The mutants are back. It has long been known that mutants would return to the MCU, both passively (Disney’s purchase of Fox reclaimed the Fantastic Four and X-Men) and actively (cameos by the Beast, a multiversal Xavier in Doctor Strange in the Multiverse of Madness, and Logan and Gambit in Deadpool & Wolverine). What wasn’t as predictable was that Marvel and Disney would use the X-Men as they are—the ones from the movies that began in 2000.
Core value. The X-Men movies, despite their uneven quality (tellingly, the best of them is arguably X-Men: First Class, with a completely different cast of mutants who are absent here, even though their youth would have made more sense), have undeniable foundational value. These films, along with director Sam Raimi’s Spider-Man series, helped massively popularize superheroes in cinema. That’s why Marvel, in its constant search for nostalgic appeal, turns to them for a “return to the origins” comparable to Spider-Man: No Way Home.

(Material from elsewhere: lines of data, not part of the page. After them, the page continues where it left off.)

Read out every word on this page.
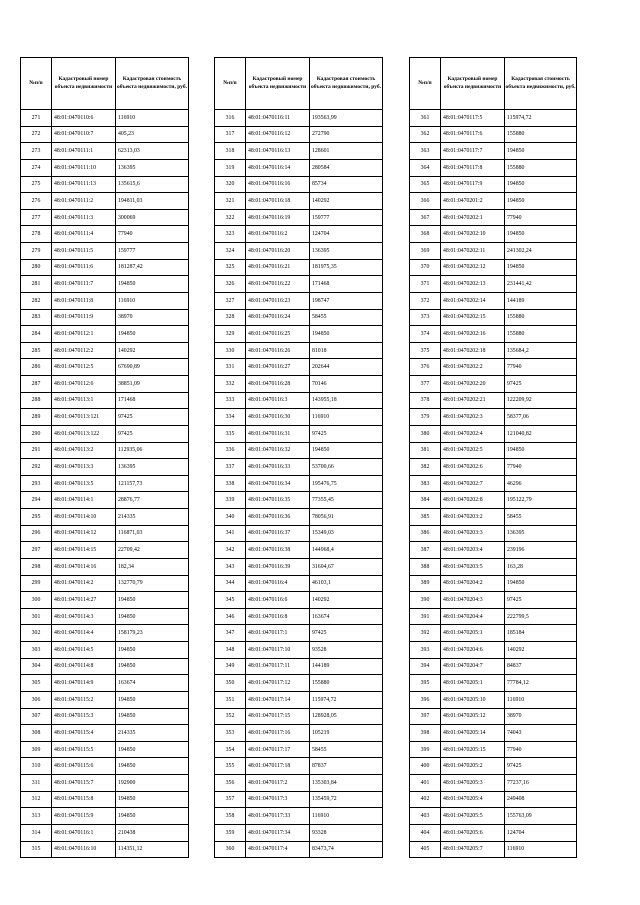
№п/п	Кадастровый номер объекта недвижимости	Кадастровая стоимость объекта недвижимости, руб.
271	48:01:0470110:6	116910
272	48:01:0470110:7	405,23
273	48:01:0470111:1	62313,03
274	48:01:0470111:10	136395
275	48:01:0470111:13	135615,6
276	48:01:0470111:2	194811,03
277	48:01:0470111:3	300069
278	48:01:0470111:4	77940
279	48:01:0470111:5	159777
280	48:01:0470111:6	181287,42
281	48:01:0470111:7	194850
282	48:01:0470111:8	116910
283	48:01:0470111:9	38970
284	48:01:0470112:1	194850
285	48:01:0470112:2	140292
286	48:01:0470112:5	67690,89
287	48:01:0470112:6	38851,09
288	48:01:0470113:1	171468
289	48:01:0470113:121	97425
290	48:01:0470113:122	97425
291	48:01:0470113:2	112935,06
292	48:01:0470113:3	136395
293	48:01:0470113:5	121157,73
294	48:01:0470114:1	28876,77
295	48:01:0470114:10	214335
296	48:01:0470114:12	116871,03
297	48:01:0470114:15	22709,42
298	48:01:0470114:16	182,34
299	48:01:0470114:2	132770,79
300	48:01:0470114:27	194850
301	48:01:0470114:3	194850
302	48:01:0470114:4	158179,23
303	48:01:0470114:5	194850
304	48:01:0470114:8	194850
305	48:01:0470114:9	163674
306	48:01:0470115:2	194850
307	48:01:0470115:3	194850
308	48:01:0470115:4	214335
309	48:01:0470115:5	194850
310	48:01:0470115:6	194850
311	48:01:0470115:7	192900
312	48:01:0470115:8	194850
313	48:01:0470115:9	194850
314	48:01:0470116:1	210438
315	48:01:0470116:10	114351,12
№п/п	Кадастровый номер объекта недвижимости	Кадастровая стоимость объекта недвижимости, руб.
316	48:01:0470116:11	193563,99
317	48:01:0470116:12	272790
318	48:01:0470116:13	128601
319	48:01:0470116:14	280584
320	48:01:0470116:16	85734
321	48:01:0470116:18	140292
322	48:01:0470116:19	159777
323	48:01:0470116:2	124704
324	48:01:0470116:20	136395
325	48:01:0470116:21	181975,35
326	48:01:0470116:22	171468
327	48:01:0470116:23	198747
328	48:01:0470116:24	58455
329	48:01:0470116:25	194850
330	48:01:0470116:26	81018
331	48:01:0470116:27	202644
332	48:01:0470116:28	70146
333	48:01:0470116:3	143955,18
334	48:01:0470116:30	116910
335	48:01:0470116:31	97425
336	48:01:0470116:32	194850
337	48:01:0470116:33	53700,66
338	48:01:0470116:34	195476,75
339	48:01:0470116:35	77355,45
340	48:01:0470116:36	78056,91
341	48:01:0470116:37	15349,03
342	48:01:0470116:38	144968,4
343	48:01:0470116:39	31604,67
344	48:01:0470116:4	46103,1
345	48:01:0470116:6	140292
346	48:01:0470116:8	163674
347	48:01:0470117:1	97425
348	48:01:0470117:10	93528
349	48:01:0470117:11	144189
350	48:01:0470117:12	155880
351	48:01:0470117:14	115974,72
352	48:01:0470117:15	128928,05
353	48:01:0470117:16	105219
354	48:01:0470117:17	58455
355	48:01:0470117:18	87837
356	48:01:0470117:2	135303,84
357	48:01:0470117:3	135459,72
358	48:01:0470117:33	116910
359	48:01:0470117:34	93328
360	48:01:0470117:4	83473,74
№п/п	Кадастровый номер объекта недвижимости	Кадастровая стоимость объекта недвижимости, руб.
361	48:01:0470117:5	115974,72
362	48:01:0470117:6	155880
363	48:01:0470117:7	194850
364	48:01:0470117:8	155880
365	48:01:0470117:9	194850
366	48:01:0470201:2	194850
367	48:01:0470202:1	77940
368	48:01:0470202:10	194850
369	48:01:0470202:11	241302,24
370	48:01:0470202:12	194850
371	48:01:0470202:13	231441,42
372	48:01:0470202:14	144189
373	48:01:0470202:15	155880
374	48:01:0470202:16	155880
375	48:01:0470202:18	135684,2
376	48:01:0470202:2	77940
377	48:01:0470202:20	97425
378	48:01:0470202:21	122209,92
379	48:01:0470202:3	58377,06
380	48:01:0470202:4	121040,82
381	48:01:0470202:5	194850
382	48:01:0470202:6	77940
383	48:01:0470202:7	46296
384	48:01:0470202:8	195122,79
385	48:01:0470203:2	58455
386	48:01:0470203:3	136395
387	48:01:0470203:4	239196
388	48:01:0470203:5	163,28
389	48:01:0470204:2	194850
390	48:01:0470204:3	97425
391	48:01:0470204:4	222799,5
392	48:01:0470205:1	185184
393	48:01:0470204:6	140292
394	48:01:0470204:7	84837
395	48:01:0470205:1	77784,12
396	48:01:0470205:10	116910
397	48:01:0470205:12	38970
398	48:01:0470205:14	74043
399	48:01:0470205:15	77940
400	48:01:0470205:2	97425
401	48:01:0470205:3	77237,16
402	48:01:0470205:4	249408
403	48:01:0470205:5	155763,09
404	48:01:0470205:6	124704
405	48:01:0470205:7	116910
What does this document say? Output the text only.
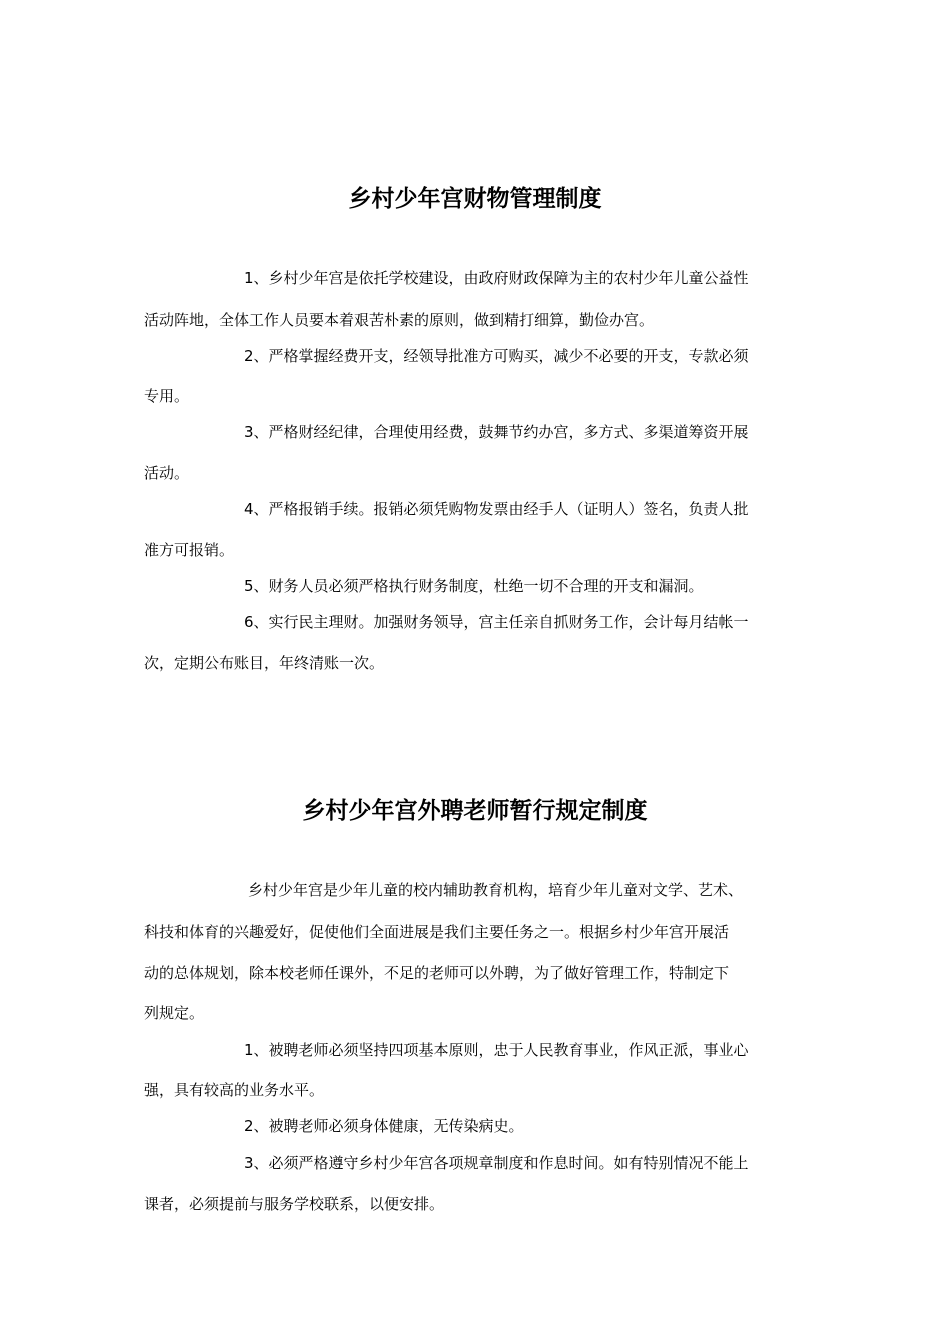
乡村少年宫财物管理制度

1、乡村少年宫是依托学校建设，由政府财政保障为主的农村少年儿童公益性

活动阵地，全体工作人员要本着艰苦朴素的原则，做到精打细算，勤俭办宫。

2、严格掌握经费开支，经领导批准方可购买，减少不必要的开支，专款必须

专用。

3、严格财经纪律，合理使用经费，鼓舞节约办宫，多方式、多渠道筹资开展

活动。

4、严格报销手续。报销必须凭购物发票由经手人（证明人）签名，负责人批

准方可报销。

5、财务人员必须严格执行财务制度，杜绝一切不合理的开支和漏洞。

6、实行民主理财。加强财务领导，宫主任亲自抓财务工作，会计每月结帐一

次，定期公布账目，年终清账一次。

乡村少年宫外聘老师暂行规定制度

乡村少年宫是少年儿童的校内辅助教育机构，培育少年儿童对文学、艺术、

科技和体育的兴趣爱好，促使他们全面进展是我们主要任务之一。根据乡村少年宫开展活

动的总体规划，除本校老师任课外，不足的老师可以外聘，为了做好管理工作，特制定下

列规定。

1、被聘老师必须坚持四项基本原则，忠于人民教育事业，作风正派，事业心

强，具有较高的业务水平。

2、被聘老师必须身体健康，无传染病史。

3、必须严格遵守乡村少年宫各项规章制度和作息时间。如有特别情况不能上

课者，必须提前与服务学校联系，以便安排。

A plan with cracks. The strategy is overtly nostalgic and appeals to longtime fans. That’s the only explanation for bringing back heroes whose moment has arguably passed, both aesthetically and narratively. It also raises questions about casting choices—characters like Nightcrawler or the Beast, known for superhuman agility, are portrayed by actors in their sixties or seventies. Marsden is 51, and Romijn is 52. McKellen is an icon, but he’s 85. Are they the best choice for these roles, or will their appearances be merely symbolic?
Nostalgia as a bargaining chip. While the X-Men make sense as an addition to the MCU and as an alternative group to the Avengers, as they do in the comics, Disney’s strategy is clear: prioritize nostalgia over narrative logic. More important than whether an 85-year-old villain has staying power is how emotionally attached audiences are to these characters—if not to this particular incarnation of them.